What the quality statement means for service providers, healthcare professionals and commissioners

Service providers (secondary care and ambulatory care services) ensure that adults have a mortality risk assessment using the CURB65 score when they are diagnosed with community‑acquired pneumonia in hospital.

Healthcare professionals (such as hospital doctors and nurse practitioners) carry out a mortality risk assessment using the CURB65 score when adults are diagnosed with community‑acquired pneumonia in hospital.

Commissioners (clinical commissioning groups) commission services in which adults have a mortality risk assessment using the CURB65 score when they are diagnosed with community‑acquired pneumonia in hospital.

What the quality statement means for patients, service users and carers

Adults diagnosed with community‑acquired pneumonia in hospital have an assessment to find out how serious the pneumonia is. This includes a CURB65 score, which uses the person's age, symptoms, blood pressure and a blood test to help decide how serious the risks are for that person, whether they need to stay in hospital and what treatment they should have.

Source guidance

Pneumonia in adults: diagnosis and management (2014) NICE guideline CG191, recommendations 1.2.3 and 1.2.4

Definitions of terms used in this quality statement

Community‑acquired pneumonia

Pneumonia that is acquired outside hospital. Pneumonia that develops in a person living in a nursing or residential home is included in this definition. Pneumonia that develops in people who are immunocompromised, and terminal pneumonia associated with another disease are not included.

[Pneumonia in adults (2014) NICE guideline CG191 and expert opinion]

Mortality risk assessment in hospital

When a diagnosis of community‑acquired pneumonia is made at presentation to hospital, the healthcare professional should assess whether the person is at low, intermediate or high risk of death by calculating the CURB65 score (box 2).

Box 2 CURB65 score for mortality risk assessment in hospital 1

CURB65 score is calculated by giving 1 point for each of the following prognostic features:

  • confusion (abbreviated Mental Test score 8 or less, or new disorientation in person, place or time)2

  • raised blood urea nitrogen (over 7 mmol/litre)

  • raised respiratory rate (30 breaths per minute or more)

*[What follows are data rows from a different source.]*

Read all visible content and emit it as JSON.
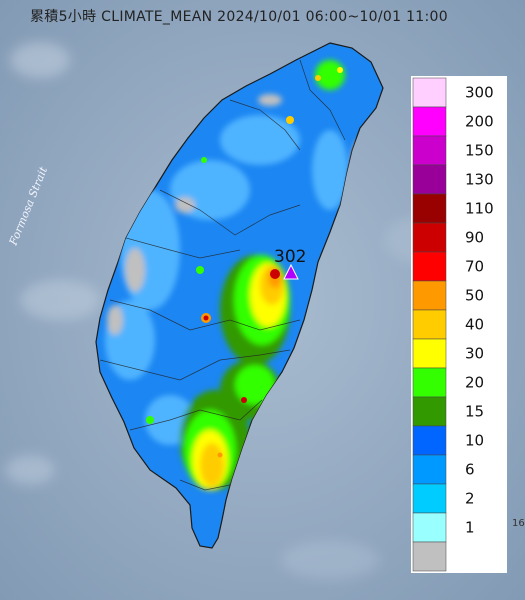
{
  "title": "累積5小時 CLIMATE_MEAN 2024/10/01 06:00~10/01 11:00",
  "strait_label": "Formosa Strait",
  "peak": {
    "value": "302",
    "marker": "triangle-marker"
  },
  "corner_text": "16",
  "legend": [
    {
      "label": "300",
      "color": "#ffd0ff"
    },
    {
      "label": "200",
      "color": "#ff00ff"
    },
    {
      "label": "150",
      "color": "#cc00cc"
    },
    {
      "label": "130",
      "color": "#990099"
    },
    {
      "label": "110",
      "color": "#990000"
    },
    {
      "label": "90",
      "color": "#cc0000"
    },
    {
      "label": "70",
      "color": "#ff0000"
    },
    {
      "label": "50",
      "color": "#ff9900"
    },
    {
      "label": "40",
      "color": "#ffcc00"
    },
    {
      "label": "30",
      "color": "#ffff00"
    },
    {
      "label": "20",
      "color": "#33ff00"
    },
    {
      "label": "15",
      "color": "#339900"
    },
    {
      "label": "10",
      "color": "#0066ff"
    },
    {
      "label": "6",
      "color": "#0099ff"
    },
    {
      "label": "2",
      "color": "#00ccff"
    },
    {
      "label": "1",
      "color": "#99ffff"
    },
    {
      "label": "",
      "color": "#c0c0c0"
    }
  ]
}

  • low blood pressure (diastolic 60 mmHg or less, or systolic less than 90 mmHg)

  • age 65 years or more.

Patients are stratified for risk of death as follows:

  • 0 or 1: low risk (less than 3% mortality risk)

  • 2: intermediate risk (3‑15% mortality risk)

  • 3 to 5: high risk (more than 15% mortality risk).

1 Lim WS, van der Eerden MM, Laing R et al. (2003) Defining community‑acquired pneumonia severity on presentation to hospital: an international derivation and validation study. Thorax 58: 377–82.

2 For guidance on delirium, see the NICE guideline on delirium.

[Pneumonia in adults (2014) NICE guideline CG191, recommendation 1.2.3]

Equality and diversity considerations

It is important to be aware of dementia when assessing confusion and to adapt the assessment approach to meet individual needs.

Healthcare professionals should be aware of the needs of people at the end of life and agree the approach for managing pneumonia in the context of their overall care plan.